ALBANY, N.Y. (AP) — A group of Mohawks has quietly opened a casino on the tribe's reservation along New York's northern border with some 400 electronic gambling machines and plans to expand and host poker games, drawing criticism from tribal leaders responsible for the established casino and bingo hall located nearby.
The Three Feathers Casino operates in a commercial building six miles down Route 37 from the Akwesasne Mohawk Casino, which has electronic slot machines and table games under a state compact. The new venture is separate and has no similar state or federal approvals.
Three Feathers organizers, from the Men's Council of the People of the Way of the Long House, say they established their own gaming commission last year that set regulations. "By no means is anyone looking for any confrontation," spokesman Chaz Kader said, adding that would be negative for everyone on the reservation.
Kader cited economic development efforts and plans to use 20 to 25 percent of revenue to support the Long House, including help for elders in the community, as reasons for opening Three Feathers.

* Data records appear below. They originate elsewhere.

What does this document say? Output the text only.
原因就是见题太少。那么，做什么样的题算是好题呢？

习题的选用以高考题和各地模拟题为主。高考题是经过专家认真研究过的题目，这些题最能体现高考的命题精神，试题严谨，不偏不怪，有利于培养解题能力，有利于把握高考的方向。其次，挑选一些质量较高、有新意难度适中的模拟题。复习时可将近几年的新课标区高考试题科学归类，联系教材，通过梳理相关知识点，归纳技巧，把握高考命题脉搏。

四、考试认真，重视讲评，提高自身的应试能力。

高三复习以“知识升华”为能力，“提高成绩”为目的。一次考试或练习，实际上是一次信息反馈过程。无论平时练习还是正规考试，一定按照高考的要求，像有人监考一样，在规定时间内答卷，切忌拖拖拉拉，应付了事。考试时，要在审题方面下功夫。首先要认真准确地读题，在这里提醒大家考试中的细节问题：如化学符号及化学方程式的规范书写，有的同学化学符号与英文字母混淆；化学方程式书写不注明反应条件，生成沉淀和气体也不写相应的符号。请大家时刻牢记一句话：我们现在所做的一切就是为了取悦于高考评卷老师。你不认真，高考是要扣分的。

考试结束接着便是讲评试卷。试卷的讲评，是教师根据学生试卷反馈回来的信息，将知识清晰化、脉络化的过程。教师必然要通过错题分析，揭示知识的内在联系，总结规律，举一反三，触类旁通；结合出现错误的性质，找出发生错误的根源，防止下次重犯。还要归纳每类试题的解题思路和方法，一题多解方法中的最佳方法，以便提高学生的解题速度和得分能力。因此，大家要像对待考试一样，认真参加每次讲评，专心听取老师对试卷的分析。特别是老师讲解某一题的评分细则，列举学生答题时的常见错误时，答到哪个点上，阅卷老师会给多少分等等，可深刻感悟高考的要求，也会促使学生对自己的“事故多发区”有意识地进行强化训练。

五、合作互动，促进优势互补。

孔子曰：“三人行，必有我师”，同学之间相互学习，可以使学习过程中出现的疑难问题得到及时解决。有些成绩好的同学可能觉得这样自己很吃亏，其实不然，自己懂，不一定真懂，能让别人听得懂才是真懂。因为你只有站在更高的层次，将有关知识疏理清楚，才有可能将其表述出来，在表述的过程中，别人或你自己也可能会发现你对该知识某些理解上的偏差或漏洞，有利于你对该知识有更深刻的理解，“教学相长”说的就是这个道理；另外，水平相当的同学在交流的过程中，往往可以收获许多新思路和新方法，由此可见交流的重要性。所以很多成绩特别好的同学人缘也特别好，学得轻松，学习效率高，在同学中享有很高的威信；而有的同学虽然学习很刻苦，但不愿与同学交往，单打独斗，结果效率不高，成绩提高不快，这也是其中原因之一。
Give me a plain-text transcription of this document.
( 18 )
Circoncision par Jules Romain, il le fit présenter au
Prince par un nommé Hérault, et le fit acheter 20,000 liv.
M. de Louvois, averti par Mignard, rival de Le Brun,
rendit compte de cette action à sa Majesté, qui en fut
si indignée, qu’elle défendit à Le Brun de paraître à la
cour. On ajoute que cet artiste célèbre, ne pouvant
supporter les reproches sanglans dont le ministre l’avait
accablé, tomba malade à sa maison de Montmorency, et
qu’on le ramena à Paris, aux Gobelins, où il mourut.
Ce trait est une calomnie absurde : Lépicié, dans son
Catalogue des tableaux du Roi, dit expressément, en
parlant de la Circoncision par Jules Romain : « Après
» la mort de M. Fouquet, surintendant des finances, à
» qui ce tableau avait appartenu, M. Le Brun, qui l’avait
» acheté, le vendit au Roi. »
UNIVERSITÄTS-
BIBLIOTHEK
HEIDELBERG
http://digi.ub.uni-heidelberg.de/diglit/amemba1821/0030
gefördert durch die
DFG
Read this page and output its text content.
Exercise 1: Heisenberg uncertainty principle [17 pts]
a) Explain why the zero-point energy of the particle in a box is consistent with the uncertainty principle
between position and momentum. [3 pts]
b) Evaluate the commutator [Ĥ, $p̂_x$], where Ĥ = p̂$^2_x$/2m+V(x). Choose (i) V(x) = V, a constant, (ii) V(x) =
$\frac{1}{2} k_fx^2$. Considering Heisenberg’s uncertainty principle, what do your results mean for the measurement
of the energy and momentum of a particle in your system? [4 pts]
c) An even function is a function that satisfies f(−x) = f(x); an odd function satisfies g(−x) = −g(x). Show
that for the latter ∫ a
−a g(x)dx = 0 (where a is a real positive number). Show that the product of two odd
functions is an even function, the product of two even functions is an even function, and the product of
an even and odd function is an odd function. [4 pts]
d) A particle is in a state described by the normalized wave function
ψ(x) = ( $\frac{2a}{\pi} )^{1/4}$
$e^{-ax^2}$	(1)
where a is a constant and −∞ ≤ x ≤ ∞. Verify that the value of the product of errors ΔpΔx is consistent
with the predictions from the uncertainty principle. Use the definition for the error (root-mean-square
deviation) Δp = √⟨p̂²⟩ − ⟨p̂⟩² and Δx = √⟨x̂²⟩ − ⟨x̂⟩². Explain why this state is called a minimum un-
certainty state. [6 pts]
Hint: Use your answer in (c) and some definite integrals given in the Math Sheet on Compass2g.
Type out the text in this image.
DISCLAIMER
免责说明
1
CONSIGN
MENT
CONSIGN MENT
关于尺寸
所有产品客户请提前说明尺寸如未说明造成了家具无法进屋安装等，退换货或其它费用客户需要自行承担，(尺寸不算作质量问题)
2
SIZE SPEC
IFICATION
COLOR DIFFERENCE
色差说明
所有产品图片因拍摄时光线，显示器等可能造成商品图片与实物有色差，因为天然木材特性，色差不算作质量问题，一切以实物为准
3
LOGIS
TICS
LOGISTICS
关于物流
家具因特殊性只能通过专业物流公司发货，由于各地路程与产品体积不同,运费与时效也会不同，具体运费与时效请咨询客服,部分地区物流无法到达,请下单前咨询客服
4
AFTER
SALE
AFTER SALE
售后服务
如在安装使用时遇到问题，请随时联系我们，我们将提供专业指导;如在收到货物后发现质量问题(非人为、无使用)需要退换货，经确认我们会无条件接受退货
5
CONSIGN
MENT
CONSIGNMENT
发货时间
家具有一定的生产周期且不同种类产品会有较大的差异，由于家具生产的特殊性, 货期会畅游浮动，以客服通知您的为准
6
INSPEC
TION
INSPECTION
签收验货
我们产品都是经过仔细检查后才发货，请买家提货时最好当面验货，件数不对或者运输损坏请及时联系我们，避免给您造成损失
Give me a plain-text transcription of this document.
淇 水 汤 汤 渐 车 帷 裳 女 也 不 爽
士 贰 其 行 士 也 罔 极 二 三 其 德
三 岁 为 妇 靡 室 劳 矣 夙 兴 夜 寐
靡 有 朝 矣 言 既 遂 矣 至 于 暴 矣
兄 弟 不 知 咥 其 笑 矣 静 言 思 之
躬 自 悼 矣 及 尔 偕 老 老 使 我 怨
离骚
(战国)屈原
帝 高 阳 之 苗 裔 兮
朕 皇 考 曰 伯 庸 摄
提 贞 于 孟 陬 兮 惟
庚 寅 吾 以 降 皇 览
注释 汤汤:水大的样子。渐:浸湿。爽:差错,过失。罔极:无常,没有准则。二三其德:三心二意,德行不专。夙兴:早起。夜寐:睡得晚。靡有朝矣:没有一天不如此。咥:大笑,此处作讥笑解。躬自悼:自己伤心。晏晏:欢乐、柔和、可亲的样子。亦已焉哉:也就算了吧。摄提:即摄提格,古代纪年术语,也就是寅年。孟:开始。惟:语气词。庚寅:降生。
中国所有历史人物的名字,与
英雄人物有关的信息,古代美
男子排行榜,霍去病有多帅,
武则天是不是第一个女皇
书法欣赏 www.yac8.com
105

"It's employing over 100 of our local people," he said.
Open daily from 11 a.m. to midnight, it began operating July 13, has had incremental increases in customers and had 500 visitors its second Sunday, Kader said. There's no alcohol, but smoking is allowed.
The Akwesasne casino, with some 1,600 Las Vegas-style slot machines and 22 table games including blackjack, craps, roulette and poker, is operated around the clock by the St. Regis Mohawk Tribe under a New York compact that calls for sharing 25 percent of profits from the electronic slot machines with the state. St. Regis tribal officials said the only two "legitimate" gaming properties in Akwesasne are their casino and their Mohawk Bingo Palace, noting regulatory oversight by the New York State Racing and Wagering Board and the St. Regis Mohawk Tribal Gaming Commission along with the National Indian Gaming Commission.
On a reservation with factions and some history of tensions, including over whether the original casino should have opened in 1999, the new enterprise drew criticism from the tribal government responsible for the first casino and bingo hall, saying their profits already support programs for tribal members.
"The unlicensed gaming facility cannot compare to our legal casinos in terms of safety, gaming integrity and regulatory oversight," St. Regis Tribal Chief Mark Garrow said. In a statement, the St. Regis tribal government said the new casino's suppliers, operators and financiers had not undergone background checks in accordance with the federal law and they are all under investigation.
Men's Council members told KahnawakeNews.Com that their gaming regulations meet or exceed the others and they'd like to see all casinos on Mohawk territory follow them. Kader said the regulations are based on the foundational great law of peace, considered a superseding document to the St. Regis Mohawk Tribal Charter, that can apply to other areas and that specifies revenue sharing and doesn't include the state compact.
"As the public becomes more confident with this extra venue, we've seen word of mouth and satisfied gaming players liked what they saw and would be back," Kader said.
According to state gambling officials, Congress in 1988 permitted federally recognized tribes to regulate traditional forms of Indian gaming in conjunction with the federal commission or by themselves. They include bingo, pull tabs, lotto, punch boards, tip jars and certain card games, with all other gaming subject to regulation set under state-tribal compacts.
Kader said the new casino's machines operate "in an electronic bingo environment," where they are operating on a single computer server that has different architecture and software than self-contained slot machines. He said long-term plans include adding more machines and that poker is being discussed and that's likely, but with players betting against each other and not against the house.
Gamblers will get individual financial statements about winnings, but any reporting for tax purposes will be up to them, he said.
Lee Park, spokesman for the Racing & Wagering Board, said there is no compact between the state and the Mohawk group that opened Three Feathers and so it is not under the board's regulatory oversight.
The state board regulates four other Indian casinos, including the Oneidas' Turning Stone in central New York at Verona and three Seneca casinos in western New York at Salamanca, Niagara Falls and Buffalo.
The St. Regis Mohawk Tribal Council last year stopped sharing Akwesasne Mohawk Casino revenue with the state, claiming the gambling compact provision that gave them exclusive seven-county rights to install and operate slot machines had been violated. Tribe spokesman David Staddon said the case is in mediation.
The Mohawks' outstanding state liability now is $17.7 million from a year of non-payments, said state Budget Division spokesman Morris Peters. The Senecas, who haven't made payments for more than two years, have a state liability of $288.3 million, he said.